Cop-out #5:  Artificial Gravity

This technology is so ubiquitous in the sci-fi realm that it is taken for granted.  We take it for granted because we don't typically imagine zero-G environments.  Of course, most of the universe is essentially zero-G, but so this simply a cop-out in most movies.  Why do they do it?  Well, for the time being, pretty much 100% of all sci-fi films are filmed right here on Earth.
Worst offenders:
  • 2001 - Sure they have artificial gravity in the middle of the ship (via centripetal force in the rotating section), but somehow they overlook the fact that there shouldn't be any in the hanger or elsewhere. 

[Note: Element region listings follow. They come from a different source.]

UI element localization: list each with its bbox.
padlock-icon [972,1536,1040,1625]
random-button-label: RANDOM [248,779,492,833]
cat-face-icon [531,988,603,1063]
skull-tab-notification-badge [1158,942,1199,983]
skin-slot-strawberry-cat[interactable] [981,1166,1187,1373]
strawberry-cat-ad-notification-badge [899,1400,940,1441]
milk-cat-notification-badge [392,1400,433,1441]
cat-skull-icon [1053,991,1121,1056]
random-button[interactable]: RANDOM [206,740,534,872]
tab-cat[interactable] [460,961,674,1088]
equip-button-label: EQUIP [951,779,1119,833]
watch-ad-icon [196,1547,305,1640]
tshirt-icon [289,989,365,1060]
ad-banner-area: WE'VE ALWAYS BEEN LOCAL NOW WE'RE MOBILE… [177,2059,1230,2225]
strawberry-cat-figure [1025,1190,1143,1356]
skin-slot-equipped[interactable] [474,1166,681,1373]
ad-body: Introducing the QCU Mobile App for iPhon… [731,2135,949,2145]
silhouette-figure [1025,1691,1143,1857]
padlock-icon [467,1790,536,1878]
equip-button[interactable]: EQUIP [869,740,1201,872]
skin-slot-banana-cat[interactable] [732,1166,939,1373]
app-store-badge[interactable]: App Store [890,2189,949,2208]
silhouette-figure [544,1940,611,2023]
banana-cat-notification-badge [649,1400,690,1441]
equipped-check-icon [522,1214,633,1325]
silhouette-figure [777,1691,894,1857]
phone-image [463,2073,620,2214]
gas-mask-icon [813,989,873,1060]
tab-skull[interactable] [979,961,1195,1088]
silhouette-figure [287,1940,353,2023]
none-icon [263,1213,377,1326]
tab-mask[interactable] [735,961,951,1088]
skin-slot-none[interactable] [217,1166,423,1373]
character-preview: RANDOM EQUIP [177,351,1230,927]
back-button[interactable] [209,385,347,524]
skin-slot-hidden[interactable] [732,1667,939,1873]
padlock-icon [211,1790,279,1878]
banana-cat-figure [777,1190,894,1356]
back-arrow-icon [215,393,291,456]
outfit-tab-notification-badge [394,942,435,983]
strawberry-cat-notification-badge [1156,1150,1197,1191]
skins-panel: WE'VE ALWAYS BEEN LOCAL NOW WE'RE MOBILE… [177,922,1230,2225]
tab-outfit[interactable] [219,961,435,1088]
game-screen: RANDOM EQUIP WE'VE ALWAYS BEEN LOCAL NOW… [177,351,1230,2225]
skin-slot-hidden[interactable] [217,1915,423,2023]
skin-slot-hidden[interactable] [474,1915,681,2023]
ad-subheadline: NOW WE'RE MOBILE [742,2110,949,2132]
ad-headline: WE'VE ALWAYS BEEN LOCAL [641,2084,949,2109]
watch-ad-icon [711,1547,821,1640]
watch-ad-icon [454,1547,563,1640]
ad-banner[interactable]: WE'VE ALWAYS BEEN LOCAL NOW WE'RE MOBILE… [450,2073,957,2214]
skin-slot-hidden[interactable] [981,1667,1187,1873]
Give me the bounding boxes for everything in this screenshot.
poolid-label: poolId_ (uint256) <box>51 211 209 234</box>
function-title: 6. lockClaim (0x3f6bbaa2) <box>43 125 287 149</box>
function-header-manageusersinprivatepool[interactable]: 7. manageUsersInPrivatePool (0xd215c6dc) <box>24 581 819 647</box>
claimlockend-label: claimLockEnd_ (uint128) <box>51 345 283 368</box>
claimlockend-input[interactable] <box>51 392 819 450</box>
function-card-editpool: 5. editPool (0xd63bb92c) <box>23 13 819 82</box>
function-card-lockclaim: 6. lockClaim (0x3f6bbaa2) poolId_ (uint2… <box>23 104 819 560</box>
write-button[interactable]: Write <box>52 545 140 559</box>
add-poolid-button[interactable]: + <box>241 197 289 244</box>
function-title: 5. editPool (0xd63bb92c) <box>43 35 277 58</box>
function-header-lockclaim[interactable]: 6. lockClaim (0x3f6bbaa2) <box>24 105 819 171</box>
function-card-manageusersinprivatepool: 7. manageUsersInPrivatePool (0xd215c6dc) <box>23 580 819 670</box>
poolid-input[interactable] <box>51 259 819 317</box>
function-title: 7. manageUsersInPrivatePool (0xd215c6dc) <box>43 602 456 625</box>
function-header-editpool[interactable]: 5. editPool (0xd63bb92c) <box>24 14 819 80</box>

  • Star Trek- Everything on the ship manages to break except the artificial gravity.  Isn't that interesting?  No, wait.  It's a cop-out.
Movies that get it right: 
  • 2001 - Yeah, I know.  Even though this is an offender, it's also the best movie for acknowledging this pitfall (no pun intended) of space travel.
  • Apollo 13 - The crew filmed aboard the "Vomit Comet" in order to recreate zero-G conditions, but the rest of the Hollywood is literally grounded.